Se alguém é adolescente, tem uma vulnerabilidade biológica ou está passando por estresse severo, seu cérebro responde de forma diferente. Esperar que se comporte "normalmente" é como dizer a alguém em uma cadeira de rodas: "Levante-se e ande". Eles simplesmente não conseguem. No entanto, continuamos a desenvolver políticas, leis e abordagens que ignoram essa realidade. Mudá-las seria crucial, mas é incrivelmente difícil. Eu mesma, que estudo esses mecanismos há anos, nem sempre consigo. Vejo isso como mãe, não apenas como cientista. Temos mentes que são rápidas em julgar os outros, mas quando se trata de nós mesmos ou de nossos filhos, tudo muda. É doloroso admitir, mas é assim que funciona.
A Itália não está no futuro de Micky Marinelli. Por quê? "Sou muito sensível a certas coisas que ainda não superei. Quando criança, me diziam: ' Você só deve falar quando as galinhas fazem xixi'. O que isso significa? Que você nunca deve falar. Mesmo hoje, quando alguém nos correios diz: ' Tem um amigo meu, ele pode me deixar passar na frente?', eu não suporto. Naquela época, quando alguém ganhava bolsas de estudo na Itália e na França, diziam: 'Viu como te preparamos bem, que pedigree estamos te dando?' Como se o mérito sempre pertencesse ao sistema. Quando cheguei aos Estados Unidos e ganhei prêmios e condecorações, tudo mudou. Os professores me diziam: 'O O crédito é seu. Você trabalha comigo, não para mim. " Um mundo totalmente novo se abriu para mim. Uma outra maneira de pensar e pesquisar." Michela Marinelli escolheu habitar esse novo mundo, mais horizontal e meritocrático.

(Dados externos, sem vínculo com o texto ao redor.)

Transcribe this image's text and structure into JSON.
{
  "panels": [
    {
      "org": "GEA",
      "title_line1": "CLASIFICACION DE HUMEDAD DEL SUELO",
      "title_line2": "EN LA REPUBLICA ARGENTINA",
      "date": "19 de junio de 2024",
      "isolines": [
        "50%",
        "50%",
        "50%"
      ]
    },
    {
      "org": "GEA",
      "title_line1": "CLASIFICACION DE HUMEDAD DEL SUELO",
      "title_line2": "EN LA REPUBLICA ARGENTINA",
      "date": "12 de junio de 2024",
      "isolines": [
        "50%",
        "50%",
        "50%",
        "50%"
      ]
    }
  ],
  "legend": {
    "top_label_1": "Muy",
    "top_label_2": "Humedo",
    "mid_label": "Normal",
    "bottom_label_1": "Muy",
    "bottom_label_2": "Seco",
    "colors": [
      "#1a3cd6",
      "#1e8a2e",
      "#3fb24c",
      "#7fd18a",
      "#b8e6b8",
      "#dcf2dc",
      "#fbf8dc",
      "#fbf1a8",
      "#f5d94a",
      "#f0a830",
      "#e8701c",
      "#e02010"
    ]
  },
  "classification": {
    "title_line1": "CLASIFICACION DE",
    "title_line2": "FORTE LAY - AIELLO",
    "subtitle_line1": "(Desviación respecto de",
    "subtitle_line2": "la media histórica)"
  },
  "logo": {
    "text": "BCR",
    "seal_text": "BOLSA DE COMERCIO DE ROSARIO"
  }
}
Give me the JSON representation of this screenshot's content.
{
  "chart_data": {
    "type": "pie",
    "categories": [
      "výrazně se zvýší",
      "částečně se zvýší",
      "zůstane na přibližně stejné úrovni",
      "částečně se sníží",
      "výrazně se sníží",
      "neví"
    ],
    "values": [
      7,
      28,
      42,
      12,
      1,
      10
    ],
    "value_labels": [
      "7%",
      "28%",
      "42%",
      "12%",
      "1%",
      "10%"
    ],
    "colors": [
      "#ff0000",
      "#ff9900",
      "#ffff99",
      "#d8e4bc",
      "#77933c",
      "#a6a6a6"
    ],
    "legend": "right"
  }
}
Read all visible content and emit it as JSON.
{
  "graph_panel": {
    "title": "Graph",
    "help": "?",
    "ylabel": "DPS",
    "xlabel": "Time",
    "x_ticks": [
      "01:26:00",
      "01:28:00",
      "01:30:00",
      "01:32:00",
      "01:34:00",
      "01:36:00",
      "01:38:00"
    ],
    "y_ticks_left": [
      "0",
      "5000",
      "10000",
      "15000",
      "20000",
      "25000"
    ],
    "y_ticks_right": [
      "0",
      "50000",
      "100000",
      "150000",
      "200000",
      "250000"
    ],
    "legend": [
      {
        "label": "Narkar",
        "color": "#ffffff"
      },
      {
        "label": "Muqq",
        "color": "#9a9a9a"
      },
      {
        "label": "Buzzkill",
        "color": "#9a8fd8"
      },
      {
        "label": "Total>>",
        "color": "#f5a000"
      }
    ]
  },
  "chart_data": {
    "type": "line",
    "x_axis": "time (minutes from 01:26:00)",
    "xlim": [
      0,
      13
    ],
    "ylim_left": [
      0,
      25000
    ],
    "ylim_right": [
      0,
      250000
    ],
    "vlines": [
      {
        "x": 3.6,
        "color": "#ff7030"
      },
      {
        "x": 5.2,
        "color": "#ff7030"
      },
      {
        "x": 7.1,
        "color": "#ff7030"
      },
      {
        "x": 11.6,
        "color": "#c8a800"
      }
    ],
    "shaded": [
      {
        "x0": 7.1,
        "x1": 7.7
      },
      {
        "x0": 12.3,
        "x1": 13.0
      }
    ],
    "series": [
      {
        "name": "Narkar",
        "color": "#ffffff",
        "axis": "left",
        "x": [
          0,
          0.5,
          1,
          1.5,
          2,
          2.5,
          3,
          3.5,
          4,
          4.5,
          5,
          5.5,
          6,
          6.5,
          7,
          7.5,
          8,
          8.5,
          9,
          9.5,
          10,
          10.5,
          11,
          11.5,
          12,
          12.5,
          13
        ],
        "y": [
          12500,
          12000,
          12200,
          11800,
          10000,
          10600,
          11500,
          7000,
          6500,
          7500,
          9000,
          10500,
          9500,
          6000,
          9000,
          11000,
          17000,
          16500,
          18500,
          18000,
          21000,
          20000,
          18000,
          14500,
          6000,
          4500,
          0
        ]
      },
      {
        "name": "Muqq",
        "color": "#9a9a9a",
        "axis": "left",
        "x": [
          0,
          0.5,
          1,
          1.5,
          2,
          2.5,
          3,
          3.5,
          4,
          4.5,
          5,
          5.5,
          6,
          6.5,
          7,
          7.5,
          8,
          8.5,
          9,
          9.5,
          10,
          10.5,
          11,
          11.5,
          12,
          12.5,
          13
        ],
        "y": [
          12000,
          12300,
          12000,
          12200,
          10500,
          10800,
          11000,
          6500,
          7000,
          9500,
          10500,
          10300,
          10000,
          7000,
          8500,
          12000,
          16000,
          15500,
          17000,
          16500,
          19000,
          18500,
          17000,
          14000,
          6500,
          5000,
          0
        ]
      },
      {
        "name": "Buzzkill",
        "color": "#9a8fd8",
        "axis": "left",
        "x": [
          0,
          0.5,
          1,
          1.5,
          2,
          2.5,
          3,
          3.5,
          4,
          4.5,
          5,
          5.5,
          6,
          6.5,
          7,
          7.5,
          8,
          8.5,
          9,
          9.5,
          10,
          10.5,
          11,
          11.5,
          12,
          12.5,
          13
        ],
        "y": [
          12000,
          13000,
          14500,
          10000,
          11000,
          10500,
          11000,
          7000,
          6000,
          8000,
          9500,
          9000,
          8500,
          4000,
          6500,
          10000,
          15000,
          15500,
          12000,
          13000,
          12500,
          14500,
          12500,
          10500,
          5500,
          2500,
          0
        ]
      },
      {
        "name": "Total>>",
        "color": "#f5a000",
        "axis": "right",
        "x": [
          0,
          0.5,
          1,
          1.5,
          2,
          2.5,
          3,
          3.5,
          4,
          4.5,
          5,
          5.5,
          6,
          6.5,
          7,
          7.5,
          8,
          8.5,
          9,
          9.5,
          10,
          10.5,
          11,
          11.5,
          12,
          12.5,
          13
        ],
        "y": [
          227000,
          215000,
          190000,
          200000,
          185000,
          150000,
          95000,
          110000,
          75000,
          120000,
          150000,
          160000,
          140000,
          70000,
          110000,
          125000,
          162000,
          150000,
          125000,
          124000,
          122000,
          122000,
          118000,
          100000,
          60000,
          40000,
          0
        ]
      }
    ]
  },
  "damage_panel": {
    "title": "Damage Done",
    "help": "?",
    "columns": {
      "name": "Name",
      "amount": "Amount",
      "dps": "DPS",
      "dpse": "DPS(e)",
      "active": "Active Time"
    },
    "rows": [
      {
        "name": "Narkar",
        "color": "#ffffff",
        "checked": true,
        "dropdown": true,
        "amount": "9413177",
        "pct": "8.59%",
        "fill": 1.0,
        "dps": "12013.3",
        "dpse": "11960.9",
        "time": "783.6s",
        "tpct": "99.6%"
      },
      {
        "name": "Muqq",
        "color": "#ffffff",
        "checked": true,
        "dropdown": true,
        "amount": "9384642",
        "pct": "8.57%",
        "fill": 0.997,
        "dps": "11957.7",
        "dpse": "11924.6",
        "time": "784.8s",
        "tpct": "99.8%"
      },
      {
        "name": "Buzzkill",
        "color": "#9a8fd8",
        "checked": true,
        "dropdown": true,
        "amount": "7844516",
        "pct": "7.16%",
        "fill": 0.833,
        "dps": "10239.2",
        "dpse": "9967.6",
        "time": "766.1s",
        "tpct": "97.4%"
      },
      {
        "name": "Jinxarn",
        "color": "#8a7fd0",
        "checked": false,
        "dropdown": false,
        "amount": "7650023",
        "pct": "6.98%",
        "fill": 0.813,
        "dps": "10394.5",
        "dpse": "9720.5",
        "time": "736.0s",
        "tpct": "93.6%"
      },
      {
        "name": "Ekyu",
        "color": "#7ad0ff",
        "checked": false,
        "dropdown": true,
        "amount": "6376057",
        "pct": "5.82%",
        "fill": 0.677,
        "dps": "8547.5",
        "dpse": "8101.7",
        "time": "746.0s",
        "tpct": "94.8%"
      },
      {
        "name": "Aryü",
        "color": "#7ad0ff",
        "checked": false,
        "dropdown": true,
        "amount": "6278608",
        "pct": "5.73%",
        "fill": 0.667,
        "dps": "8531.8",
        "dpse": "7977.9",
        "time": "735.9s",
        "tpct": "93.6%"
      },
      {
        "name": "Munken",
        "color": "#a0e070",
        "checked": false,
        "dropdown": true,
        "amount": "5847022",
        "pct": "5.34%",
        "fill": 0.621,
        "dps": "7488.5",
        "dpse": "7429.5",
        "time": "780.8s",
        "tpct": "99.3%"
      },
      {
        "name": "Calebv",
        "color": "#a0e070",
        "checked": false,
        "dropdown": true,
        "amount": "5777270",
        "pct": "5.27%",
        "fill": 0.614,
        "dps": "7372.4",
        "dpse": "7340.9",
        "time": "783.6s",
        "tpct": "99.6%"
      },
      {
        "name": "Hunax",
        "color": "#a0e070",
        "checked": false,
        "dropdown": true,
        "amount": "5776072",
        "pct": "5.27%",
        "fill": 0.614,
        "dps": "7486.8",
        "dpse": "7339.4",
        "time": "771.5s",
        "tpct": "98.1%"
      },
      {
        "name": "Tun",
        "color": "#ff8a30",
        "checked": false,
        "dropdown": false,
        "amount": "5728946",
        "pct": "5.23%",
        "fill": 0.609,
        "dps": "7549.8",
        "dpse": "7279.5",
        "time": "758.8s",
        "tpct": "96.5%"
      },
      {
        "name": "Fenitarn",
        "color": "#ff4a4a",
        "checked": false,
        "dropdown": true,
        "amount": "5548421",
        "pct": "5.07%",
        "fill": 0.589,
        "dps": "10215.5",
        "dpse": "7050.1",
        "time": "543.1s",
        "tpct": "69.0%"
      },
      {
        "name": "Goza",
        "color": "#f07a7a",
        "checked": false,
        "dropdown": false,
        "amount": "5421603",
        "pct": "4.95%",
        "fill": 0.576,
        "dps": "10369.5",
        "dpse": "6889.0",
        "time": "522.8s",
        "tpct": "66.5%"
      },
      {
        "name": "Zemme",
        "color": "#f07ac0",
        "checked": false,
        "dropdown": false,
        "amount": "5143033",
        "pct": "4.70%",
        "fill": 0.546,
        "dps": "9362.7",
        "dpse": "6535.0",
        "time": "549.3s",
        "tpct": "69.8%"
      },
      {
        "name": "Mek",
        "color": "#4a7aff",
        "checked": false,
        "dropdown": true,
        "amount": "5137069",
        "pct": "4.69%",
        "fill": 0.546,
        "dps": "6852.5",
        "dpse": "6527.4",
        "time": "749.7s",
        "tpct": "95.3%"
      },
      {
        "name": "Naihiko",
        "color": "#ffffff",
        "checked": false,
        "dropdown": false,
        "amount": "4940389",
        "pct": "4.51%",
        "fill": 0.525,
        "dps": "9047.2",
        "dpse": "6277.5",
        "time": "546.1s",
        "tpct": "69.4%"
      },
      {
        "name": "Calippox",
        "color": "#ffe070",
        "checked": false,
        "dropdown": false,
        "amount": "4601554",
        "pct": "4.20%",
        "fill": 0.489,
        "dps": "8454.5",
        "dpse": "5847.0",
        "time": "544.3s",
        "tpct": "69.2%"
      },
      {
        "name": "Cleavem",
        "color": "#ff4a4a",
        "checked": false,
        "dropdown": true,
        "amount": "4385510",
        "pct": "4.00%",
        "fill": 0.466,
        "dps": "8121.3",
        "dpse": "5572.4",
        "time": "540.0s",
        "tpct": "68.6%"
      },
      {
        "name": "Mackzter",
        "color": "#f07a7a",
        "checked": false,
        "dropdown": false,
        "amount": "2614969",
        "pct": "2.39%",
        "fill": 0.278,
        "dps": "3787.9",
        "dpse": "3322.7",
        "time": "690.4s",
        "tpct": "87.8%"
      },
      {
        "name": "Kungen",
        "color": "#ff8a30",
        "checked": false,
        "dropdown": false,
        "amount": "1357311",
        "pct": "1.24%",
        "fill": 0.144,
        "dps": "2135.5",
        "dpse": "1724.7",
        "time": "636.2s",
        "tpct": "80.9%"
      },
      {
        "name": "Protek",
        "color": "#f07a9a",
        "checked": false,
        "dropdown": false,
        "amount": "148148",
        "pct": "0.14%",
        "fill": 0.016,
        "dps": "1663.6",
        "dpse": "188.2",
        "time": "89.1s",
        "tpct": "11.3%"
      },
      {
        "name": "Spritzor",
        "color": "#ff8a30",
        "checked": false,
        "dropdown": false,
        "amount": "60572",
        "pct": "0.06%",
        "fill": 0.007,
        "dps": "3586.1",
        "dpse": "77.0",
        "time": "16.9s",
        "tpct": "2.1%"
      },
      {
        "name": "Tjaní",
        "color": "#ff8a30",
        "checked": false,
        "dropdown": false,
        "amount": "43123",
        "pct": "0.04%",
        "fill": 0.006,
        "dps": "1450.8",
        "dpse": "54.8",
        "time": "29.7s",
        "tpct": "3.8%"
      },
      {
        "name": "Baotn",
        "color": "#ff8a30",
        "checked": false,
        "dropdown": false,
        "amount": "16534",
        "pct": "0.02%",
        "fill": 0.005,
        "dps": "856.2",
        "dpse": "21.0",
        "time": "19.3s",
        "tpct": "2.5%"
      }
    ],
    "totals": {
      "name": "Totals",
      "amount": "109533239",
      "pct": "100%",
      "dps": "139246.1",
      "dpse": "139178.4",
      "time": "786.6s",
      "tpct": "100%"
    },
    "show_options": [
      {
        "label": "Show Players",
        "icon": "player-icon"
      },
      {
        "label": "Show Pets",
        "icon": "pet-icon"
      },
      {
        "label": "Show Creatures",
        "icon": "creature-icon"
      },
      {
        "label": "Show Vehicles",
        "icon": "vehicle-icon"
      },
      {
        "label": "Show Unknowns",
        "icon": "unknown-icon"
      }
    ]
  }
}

As drogas são muito difundidas hoje em dia? "Sim, e acima de tudo, são muito mais fortes, a começar pela maconha. Há mais. Agora, eles estão produzindo drogas sintéticas o tempo todo . Nem temos tempo de entender como elas funcionam, ou criar leis para bloqueá-las, antes que já tenham inventado outra. Eu vejo as drogas um pouco como uma guerra. Antigamente, lutávamos com as mãos, com porretes, com pedras. Depois vieram os punhais, depois inventaram a pólvora, os rifles, e hoje temos a guerra nuclear. Ainda é guerra, mas o dano é muito diferente: do bastão à bomba atômica. Com as drogas, é a mesma coisa. Antes, alguém mascava folhas de coca. Agora, fuma crack."
O que você aprendeu na sua vida, na sua carreira? "Ser o mais independente possível . Não depender dos outros, mas, ao mesmo tempo, estar aberto à colaboração, a diferentes pontos de vista, à possibilidade de mudar de ideia, de expandir o seu pensamento. Tenho visto a inovação explodir cada vez que alguém com uma formação diferente se junta ao grupo."
O que a move é o amor pela verdade. "Uma das primeiras coisas que disse quando criança foi: 'Não acredito nisso'. Não acredito em muitas coisas. Mas encontrar a verdade e resolver um problema é a isso que dediquei e continuarei dedicando minha vida."